Jika Anda berteman dan mengikuti facebook Noorhalis Majid, maka pasti menemukan tulisannya berupa paribasa (peribahasa) Banjar. Dan itu ditulis rutin setiap hari. Sekali waktu ia pernah berucap, “Dalam kondisi apapun harus menulis setiap hari”. Biasanya ia menulis seusai Salat Subuh.

Nah, tulisannya itu telah menjadi buku kembali. Buku ketiga Noorhalis Majid yang diberi judul “Dijamak Jibril” dilucurkan dan didiskusikan di kediamannya, Rumah Alam Sungai Andai, Banjarmasin, Rabu, (23/6/2021).

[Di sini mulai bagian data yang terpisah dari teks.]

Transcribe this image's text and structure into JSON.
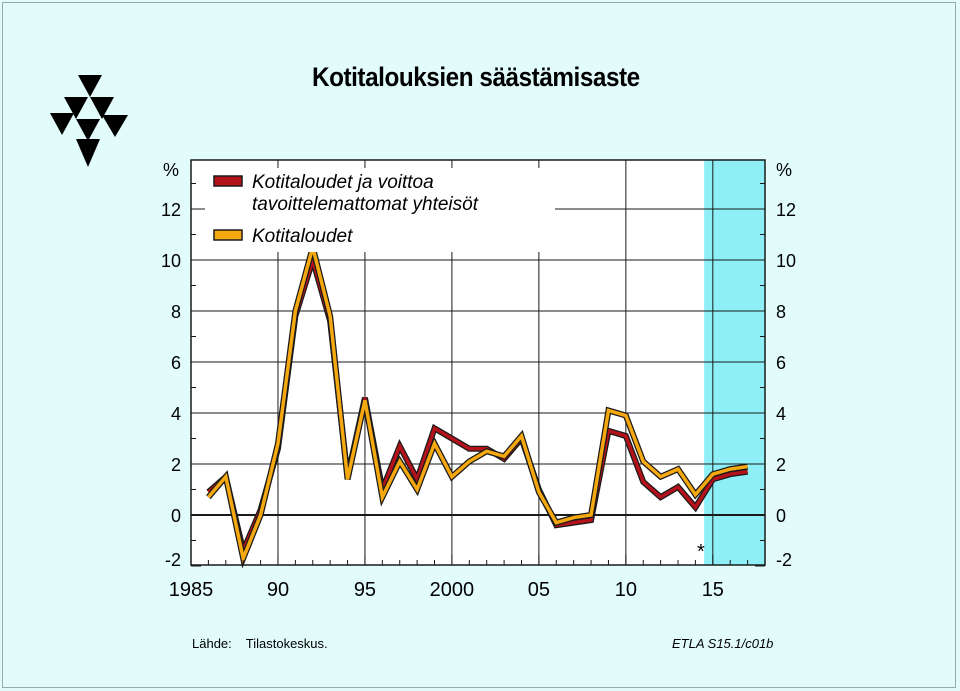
{
  "title": "Kotitalouksien säästämisaste",
  "source": {
    "label": "Lähde:",
    "value": "Tilastokeskus."
  },
  "code": "ETLA S15.1/c01b",
  "forecast_marker": "*",
  "colors": {
    "background": "#e2fcfc",
    "plot": "#ffffff",
    "forecast_band": "#8ef0f6",
    "series1": "#b3121a",
    "series2": "#f5a80f",
    "outline": "#1a1a1a"
  },
  "chart_data": {
    "type": "line",
    "title": "Kotitalouksien säästämisaste",
    "ylabel_left": "%",
    "ylabel_right": "%",
    "x": [
      1986,
      1987,
      1988,
      1989,
      1990,
      1991,
      1992,
      1993,
      1994,
      1995,
      1996,
      1997,
      1998,
      1999,
      2000,
      2001,
      2002,
      2003,
      2004,
      2005,
      2006,
      2007,
      2008,
      2009,
      2010,
      2011,
      2012,
      2013,
      2014,
      2015,
      2016,
      2017
    ],
    "xlim": [
      1985,
      2018
    ],
    "ylim": [
      -2,
      14
    ],
    "x_ticks": [
      {
        "value": 1985,
        "label": "1985"
      },
      {
        "value": 1990,
        "label": "90"
      },
      {
        "value": 1995,
        "label": "95"
      },
      {
        "value": 2000,
        "label": "2000"
      },
      {
        "value": 2005,
        "label": "05"
      },
      {
        "value": 2010,
        "label": "10"
      },
      {
        "value": 2015,
        "label": "15"
      }
    ],
    "y_ticks": [
      {
        "value": 12,
        "label": "12"
      },
      {
        "value": 10,
        "label": "10"
      },
      {
        "value": 8,
        "label": "8"
      },
      {
        "value": 6,
        "label": "6"
      },
      {
        "value": 4,
        "label": "4"
      },
      {
        "value": 2,
        "label": "2"
      },
      {
        "value": 0,
        "label": "0"
      },
      {
        "value": -2,
        "label": "-2"
      }
    ],
    "forecast_from": 2014.5,
    "grid": true,
    "legend_position": "top-left",
    "series": [
      {
        "name": "Kotitaloudet ja voittoa tavoittelemattomat yhteisöt",
        "name_lines": [
          "Kotitaloudet ja voittoa",
          "tavoittelemattomat yhteisöt"
        ],
        "values": [
          0.9,
          1.5,
          -1.4,
          0.2,
          2.6,
          7.8,
          10.0,
          7.6,
          1.5,
          4.6,
          1.0,
          2.7,
          1.4,
          3.4,
          3.0,
          2.6,
          2.6,
          2.2,
          3.0,
          1.0,
          -0.4,
          -0.3,
          -0.2,
          3.3,
          3.1,
          1.3,
          0.7,
          1.1,
          0.3,
          1.4,
          1.6,
          1.7
        ]
      },
      {
        "name": "Kotitaloudet",
        "name_lines": [
          "Kotitaloudet"
        ],
        "values": [
          0.7,
          1.5,
          -1.7,
          0.0,
          2.8,
          8.0,
          10.5,
          7.8,
          1.4,
          4.5,
          0.7,
          2.1,
          1.0,
          2.8,
          1.5,
          2.1,
          2.5,
          2.3,
          3.1,
          0.9,
          -0.3,
          -0.1,
          0.0,
          4.1,
          3.9,
          2.1,
          1.5,
          1.8,
          0.8,
          1.6,
          1.8,
          1.9
        ]
      }
    ]
  }
}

Berkumpul sejak pagi sejumlah tokoh, aktivis. Mereka berdiskusi ringan tentang kebudayaan Banjar yang mulai bangkit dalam berbagai sisi, namun pada sisi yang lain juga mengalami kemunduran dan bahkan tenggelam.

Diskusi buku ini, kata Noorhalis Majid, bagian dari metode untuk mengumpulkan para pencinta budaya untuk berdiskusi tentang masa depan kebudayaan Banjar.

Kegiatan yang digagas oleh LK3 dan Borneo Braid ini menghadirkan 2 narasumber sebagai pemantik diskusi, yaitu Prof. DR. DCH. HJ. Masyitah Umar, M.Hum, guru besar Fakultas Syariah UIN Antasari dan Pdt Johnson Freddy Simanjuntak, Mantan Ketua STT GKE, dengan dipandu Rafiqah, aktivis LK3 Banjarmasin.

Prof Masyitah Umar mengatakan, buku paribahasa Banjar ini sangat menginspirasi. Bagaimana tidak, buku setebal 421 halaman ini memuat 200 paribasa Banjar—jumlah yang sama juga dengan dua buku sebelumnya. Sehingga saat ini Majid telah menulis 600 paribasa Banjar.

“Kalau bisa diusulkan mendapat anugerah Muri Indonesia, karena sudah mengumpulkan 600 paribasa Banjar. Upaya ini bukan hal biasa, sangat luar biasa dan belum pernah ditulis oleh orang lain,” ucapnya.

Bahkan, menurutnya, dari suku-suku lain tidak ada yang sudah menuliskan sebanyak ini. “Karya ini akan sangat bermanfaat untuk hari ini dan nanti bagi anak cucu. Terus terang saya salut dan kagum, karena saya sendiri tidak bisa menulis sebanyak ini dan bahkan rutin setiap hari,” kata Masyitah.

Menurut Masyitah, buku ini memberikan pelajaran yang sangat banyak dan mampu menggambarkan mengenai Banjar dan segala kebudayaannya. Ternyata Banjar sangat kaya dengan petuah, nasihat, dan pembelajaran hidup.

“Baru kita ketahui dan sadari setelah membaca buku ini. Saya yakin, yang sudah ditulis ini hanya sebagian yang kita ingat, sebagiannya lagi kita sudah lupa. Maka buku ini kembali mengingatkan tentang kekayaan intelektual yang sudah diwariskan oleh para tetutaha,” ujarnya.

Kalau Dinas Pendidikan mengetahui buku ini, lanjut Masyitah, maka semestinya meminta sekolah untuk membeli, agar menjadi bahan bagi guru dalam mengajarkan muatan lokal. Begitu juga perpustakaan, harus memiliki koleksi buku ini, sebagai bahan bagi masyarakat yang ingin mengenal Banjar.